Encuentran el cadáver de un hombre desaparecido en 1993 tras la confesión de sus familiares

La familia de un vecino desaparecido en 1993 busca recuperar sus restos después de que una hermana confesara que fue asesinado y enterrado en la vivienda familiar. El posible delito habría prescrito hace años.

La Policía Nacional investiga el hallazgo de restos óseos en una vivienda de Dénia (Alicante) relacionados con la desaparición de un hombre ocurrida en 1993, después de que una hermana de la víctima confesara recientemente que este habría sido asesinado y enterrado en el domicilio familiar hace más de tres décadas.

Según el relato trasladado por los familiares, la víctima, identificada como Juan, tenía 27 años cuando desapareció en agosto de 1993. La confesión realizada el pasado invierno por una de sus hermanas desencadenó una denuncia ante los juzgados y la posterior búsqueda de los restos en una vivienda situada junto al castillo de Dénia.

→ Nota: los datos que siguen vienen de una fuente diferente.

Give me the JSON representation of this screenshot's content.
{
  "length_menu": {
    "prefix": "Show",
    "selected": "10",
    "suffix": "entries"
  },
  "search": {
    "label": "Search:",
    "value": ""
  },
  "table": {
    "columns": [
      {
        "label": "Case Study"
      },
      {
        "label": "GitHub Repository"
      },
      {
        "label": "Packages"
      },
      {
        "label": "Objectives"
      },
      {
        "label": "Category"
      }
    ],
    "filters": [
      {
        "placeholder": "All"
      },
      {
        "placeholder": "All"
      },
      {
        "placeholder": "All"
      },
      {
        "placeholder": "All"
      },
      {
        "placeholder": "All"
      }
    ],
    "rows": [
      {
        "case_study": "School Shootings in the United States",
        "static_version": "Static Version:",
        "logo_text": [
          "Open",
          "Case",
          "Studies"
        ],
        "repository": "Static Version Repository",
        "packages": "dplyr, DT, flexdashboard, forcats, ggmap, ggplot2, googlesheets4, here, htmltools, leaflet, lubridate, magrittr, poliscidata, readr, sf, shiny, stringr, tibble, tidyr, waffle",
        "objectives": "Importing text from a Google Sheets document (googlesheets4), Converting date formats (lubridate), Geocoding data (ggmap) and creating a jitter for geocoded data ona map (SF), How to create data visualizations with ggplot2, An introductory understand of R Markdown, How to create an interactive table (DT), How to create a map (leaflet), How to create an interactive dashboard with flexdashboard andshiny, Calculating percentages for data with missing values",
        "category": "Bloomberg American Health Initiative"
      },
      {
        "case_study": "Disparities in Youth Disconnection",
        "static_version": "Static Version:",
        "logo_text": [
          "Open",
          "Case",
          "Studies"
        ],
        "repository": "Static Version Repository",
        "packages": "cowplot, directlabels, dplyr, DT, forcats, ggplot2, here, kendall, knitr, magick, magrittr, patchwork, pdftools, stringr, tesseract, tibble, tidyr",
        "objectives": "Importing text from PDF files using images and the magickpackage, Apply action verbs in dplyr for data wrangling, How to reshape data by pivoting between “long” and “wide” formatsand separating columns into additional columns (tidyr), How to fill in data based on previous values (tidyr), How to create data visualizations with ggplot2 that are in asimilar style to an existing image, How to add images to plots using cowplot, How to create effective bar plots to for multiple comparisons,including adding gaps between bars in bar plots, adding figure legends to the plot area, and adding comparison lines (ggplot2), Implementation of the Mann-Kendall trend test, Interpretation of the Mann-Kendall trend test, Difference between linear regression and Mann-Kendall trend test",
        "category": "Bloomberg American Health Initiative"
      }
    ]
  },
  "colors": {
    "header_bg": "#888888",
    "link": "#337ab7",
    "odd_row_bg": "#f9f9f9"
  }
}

De acuerdo con esa versión, Juan habría muerto durante una discusión familiar y posteriormente su cuerpo habría sido ocultado en el antiguo corral de la casa. Los familiares sostienen que el cadáver fue descuartizado y enterrado en el inmueble, donde habría permanecido oculto durante más de treinta años.

Los primeros restos ya han sido recuperados

Tras la denuncia presentada por los hermanos de la víctima, el juzgado analizó el caso y concluyó que, de confirmarse los hechos, la posible responsabilidad penal habría prescrito al haber transcurrido más de 20 años, plazo máximo establecido por la legislación para este tipo de delitos cuando no existe una investigación dirigida contra sospechosos concretos.

A pesar de ello, la familia inició las gestiones para intentar recuperar los restos. Los trabajos de excavación permitieron localizar recientemente los primeros fragmentos óseos en el lugar señalado por la confesión familiar.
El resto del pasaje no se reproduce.